The idea that he is someone who has forever altered the course of history when it comes to having expanded LGBTQ rights — just like Edie Windsor and John Lawrence and Jim Obergefell before him — is one Bostock is still wrapping his head around.
“Let me make this clear: I didn’t ask for any of this. And gosh, if someone would have told me seven years ago that I’d be sitting here talking with you today, I would’ve laughed. I never realized that my life would be turned upside down after I made this decision to join a gay recreational softball league, and making that decision has impacted every part of my life…And, you know, I'm just a regular guy that wanted to go to a job he loved and a job he was good at.”
Now Bostock works at a local hospital as mental health advocate — something truly needed now, amidst this country’s concurrent crises of a pandemic and racial strife, as is the positivity of this ruling, say many.

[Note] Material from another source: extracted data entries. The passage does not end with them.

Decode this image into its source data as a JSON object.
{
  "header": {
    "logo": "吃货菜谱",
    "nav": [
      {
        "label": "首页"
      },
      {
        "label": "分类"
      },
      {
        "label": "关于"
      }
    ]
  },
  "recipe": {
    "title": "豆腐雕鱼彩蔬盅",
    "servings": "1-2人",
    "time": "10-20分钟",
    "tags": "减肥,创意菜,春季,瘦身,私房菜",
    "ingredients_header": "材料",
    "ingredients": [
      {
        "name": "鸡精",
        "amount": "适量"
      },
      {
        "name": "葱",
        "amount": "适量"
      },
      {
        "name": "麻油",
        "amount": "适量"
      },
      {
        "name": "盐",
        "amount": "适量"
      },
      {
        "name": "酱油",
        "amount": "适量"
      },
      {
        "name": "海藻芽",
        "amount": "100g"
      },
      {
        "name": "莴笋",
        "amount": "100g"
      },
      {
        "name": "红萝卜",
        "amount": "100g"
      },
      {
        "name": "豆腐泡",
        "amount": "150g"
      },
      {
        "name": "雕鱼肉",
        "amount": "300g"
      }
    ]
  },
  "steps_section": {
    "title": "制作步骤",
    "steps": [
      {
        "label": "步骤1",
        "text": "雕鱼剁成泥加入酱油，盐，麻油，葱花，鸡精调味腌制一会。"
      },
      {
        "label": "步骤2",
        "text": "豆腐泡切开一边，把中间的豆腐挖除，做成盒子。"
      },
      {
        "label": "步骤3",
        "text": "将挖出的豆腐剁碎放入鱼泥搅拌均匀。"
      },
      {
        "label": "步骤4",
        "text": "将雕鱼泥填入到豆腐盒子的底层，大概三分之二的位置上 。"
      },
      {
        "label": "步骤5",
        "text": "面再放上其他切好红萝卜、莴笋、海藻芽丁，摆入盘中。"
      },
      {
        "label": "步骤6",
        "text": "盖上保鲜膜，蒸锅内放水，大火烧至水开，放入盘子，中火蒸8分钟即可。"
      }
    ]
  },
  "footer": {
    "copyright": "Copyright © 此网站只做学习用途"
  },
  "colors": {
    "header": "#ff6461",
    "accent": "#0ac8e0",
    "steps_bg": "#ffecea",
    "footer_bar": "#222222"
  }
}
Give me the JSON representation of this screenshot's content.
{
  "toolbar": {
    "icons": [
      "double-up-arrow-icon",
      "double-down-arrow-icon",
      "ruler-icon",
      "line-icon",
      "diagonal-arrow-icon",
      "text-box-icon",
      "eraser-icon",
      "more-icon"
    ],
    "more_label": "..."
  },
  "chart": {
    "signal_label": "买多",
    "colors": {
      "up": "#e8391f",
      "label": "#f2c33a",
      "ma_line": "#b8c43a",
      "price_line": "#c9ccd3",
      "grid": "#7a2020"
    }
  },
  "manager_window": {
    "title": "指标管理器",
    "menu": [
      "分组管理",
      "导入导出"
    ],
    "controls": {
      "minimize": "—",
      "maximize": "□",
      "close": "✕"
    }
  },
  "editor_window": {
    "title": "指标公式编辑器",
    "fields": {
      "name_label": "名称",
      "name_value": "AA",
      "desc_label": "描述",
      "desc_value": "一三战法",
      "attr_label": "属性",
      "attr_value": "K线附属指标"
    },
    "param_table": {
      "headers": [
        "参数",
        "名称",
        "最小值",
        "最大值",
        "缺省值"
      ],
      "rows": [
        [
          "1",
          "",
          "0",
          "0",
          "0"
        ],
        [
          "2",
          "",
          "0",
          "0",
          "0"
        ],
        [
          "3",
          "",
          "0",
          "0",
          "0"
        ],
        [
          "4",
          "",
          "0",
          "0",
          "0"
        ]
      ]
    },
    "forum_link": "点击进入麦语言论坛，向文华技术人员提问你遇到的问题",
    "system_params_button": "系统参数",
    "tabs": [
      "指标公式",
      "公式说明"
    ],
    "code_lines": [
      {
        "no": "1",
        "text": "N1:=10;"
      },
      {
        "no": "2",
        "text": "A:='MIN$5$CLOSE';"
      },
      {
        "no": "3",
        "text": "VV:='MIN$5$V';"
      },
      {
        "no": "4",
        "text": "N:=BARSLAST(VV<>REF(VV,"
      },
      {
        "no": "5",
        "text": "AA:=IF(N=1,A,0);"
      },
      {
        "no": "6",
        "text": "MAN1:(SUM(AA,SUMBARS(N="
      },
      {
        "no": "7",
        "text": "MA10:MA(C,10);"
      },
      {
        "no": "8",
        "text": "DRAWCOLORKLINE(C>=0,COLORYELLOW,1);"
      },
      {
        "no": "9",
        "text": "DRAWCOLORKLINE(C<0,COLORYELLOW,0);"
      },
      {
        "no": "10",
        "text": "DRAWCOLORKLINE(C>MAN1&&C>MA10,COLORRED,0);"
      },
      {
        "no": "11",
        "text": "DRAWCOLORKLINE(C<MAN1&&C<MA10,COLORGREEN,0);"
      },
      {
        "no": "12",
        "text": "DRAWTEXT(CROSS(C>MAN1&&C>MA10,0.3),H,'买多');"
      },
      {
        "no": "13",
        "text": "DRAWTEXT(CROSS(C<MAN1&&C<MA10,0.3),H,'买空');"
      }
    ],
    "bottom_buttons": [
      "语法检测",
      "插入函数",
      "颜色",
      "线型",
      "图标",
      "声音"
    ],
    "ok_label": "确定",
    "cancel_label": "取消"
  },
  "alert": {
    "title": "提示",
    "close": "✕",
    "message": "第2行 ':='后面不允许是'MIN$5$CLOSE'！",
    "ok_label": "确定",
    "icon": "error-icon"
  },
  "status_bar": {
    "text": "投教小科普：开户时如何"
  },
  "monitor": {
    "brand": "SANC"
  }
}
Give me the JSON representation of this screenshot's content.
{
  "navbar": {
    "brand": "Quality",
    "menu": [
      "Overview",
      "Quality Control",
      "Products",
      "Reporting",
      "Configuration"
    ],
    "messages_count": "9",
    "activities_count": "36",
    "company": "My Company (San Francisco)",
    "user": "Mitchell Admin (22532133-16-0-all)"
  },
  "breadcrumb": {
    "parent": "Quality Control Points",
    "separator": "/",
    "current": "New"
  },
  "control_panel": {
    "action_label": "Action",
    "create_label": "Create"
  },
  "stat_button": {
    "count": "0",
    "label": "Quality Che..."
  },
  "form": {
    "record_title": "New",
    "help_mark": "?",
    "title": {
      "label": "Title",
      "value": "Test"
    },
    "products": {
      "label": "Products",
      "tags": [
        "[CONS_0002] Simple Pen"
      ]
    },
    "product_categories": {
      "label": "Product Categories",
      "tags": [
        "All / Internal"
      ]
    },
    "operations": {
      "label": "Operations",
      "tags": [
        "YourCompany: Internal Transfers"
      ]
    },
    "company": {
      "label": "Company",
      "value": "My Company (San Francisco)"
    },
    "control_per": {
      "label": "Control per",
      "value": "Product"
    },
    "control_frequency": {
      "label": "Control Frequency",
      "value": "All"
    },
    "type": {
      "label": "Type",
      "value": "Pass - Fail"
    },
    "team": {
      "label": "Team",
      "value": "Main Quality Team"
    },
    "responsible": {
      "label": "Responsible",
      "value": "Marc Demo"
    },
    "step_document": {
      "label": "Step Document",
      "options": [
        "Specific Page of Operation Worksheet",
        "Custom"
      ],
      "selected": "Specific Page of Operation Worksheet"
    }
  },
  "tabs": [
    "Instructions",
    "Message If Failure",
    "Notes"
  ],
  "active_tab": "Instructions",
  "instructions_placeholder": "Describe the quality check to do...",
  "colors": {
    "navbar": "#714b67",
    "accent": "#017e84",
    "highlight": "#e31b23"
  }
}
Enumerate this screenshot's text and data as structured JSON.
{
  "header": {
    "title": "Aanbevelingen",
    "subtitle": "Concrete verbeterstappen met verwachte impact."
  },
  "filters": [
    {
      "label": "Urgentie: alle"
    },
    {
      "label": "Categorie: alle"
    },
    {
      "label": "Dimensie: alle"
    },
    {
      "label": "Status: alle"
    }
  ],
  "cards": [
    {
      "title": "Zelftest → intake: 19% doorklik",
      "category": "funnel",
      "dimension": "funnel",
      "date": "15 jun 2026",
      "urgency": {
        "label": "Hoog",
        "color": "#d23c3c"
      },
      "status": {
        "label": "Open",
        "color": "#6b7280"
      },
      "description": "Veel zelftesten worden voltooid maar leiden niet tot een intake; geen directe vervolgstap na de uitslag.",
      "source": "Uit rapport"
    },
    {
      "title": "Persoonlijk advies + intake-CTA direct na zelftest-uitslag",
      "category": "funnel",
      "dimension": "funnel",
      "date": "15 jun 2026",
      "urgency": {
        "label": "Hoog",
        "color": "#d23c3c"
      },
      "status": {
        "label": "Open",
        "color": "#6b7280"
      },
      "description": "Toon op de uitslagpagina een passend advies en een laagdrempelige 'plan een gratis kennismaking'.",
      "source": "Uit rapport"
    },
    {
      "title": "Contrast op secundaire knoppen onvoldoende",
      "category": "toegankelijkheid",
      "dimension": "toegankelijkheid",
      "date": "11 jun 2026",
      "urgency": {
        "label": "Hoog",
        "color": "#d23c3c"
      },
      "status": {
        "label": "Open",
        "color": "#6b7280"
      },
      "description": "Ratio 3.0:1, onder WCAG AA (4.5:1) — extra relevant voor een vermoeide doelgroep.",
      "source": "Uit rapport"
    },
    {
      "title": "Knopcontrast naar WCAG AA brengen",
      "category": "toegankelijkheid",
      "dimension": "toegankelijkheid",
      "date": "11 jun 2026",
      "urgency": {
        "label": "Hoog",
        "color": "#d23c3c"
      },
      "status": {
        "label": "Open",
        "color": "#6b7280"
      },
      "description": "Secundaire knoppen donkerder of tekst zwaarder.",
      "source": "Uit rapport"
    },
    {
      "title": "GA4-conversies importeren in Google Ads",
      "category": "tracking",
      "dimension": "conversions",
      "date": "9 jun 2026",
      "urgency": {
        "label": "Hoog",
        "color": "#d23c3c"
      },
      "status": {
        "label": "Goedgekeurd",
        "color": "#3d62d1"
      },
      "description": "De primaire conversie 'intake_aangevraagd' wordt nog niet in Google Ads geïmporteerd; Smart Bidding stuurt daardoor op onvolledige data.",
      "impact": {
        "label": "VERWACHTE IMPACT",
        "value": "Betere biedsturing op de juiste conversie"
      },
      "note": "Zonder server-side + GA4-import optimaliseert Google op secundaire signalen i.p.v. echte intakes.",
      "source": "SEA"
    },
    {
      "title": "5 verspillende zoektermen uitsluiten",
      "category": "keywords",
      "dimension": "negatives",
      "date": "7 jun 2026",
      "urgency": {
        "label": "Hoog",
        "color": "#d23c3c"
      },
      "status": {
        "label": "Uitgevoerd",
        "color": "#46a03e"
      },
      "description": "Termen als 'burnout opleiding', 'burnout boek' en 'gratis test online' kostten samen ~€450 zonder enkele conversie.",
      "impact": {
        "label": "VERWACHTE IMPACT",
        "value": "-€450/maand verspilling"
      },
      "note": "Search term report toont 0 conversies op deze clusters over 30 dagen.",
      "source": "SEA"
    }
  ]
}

“I think this decision came at such a vital time for all of us… and my hope is that this victory will at least shine a little bit of sunshine on these dark days that we've had,” he says. “I think the clear message that was sent out by the justices has laid the groundwork… and there's so much more work that needs to be done. We will continue our fight for equality, because there's absolutely no room in this world for any type of discrimination or racism. So, I'm very proud of having a small role in getting us to this historic moment.”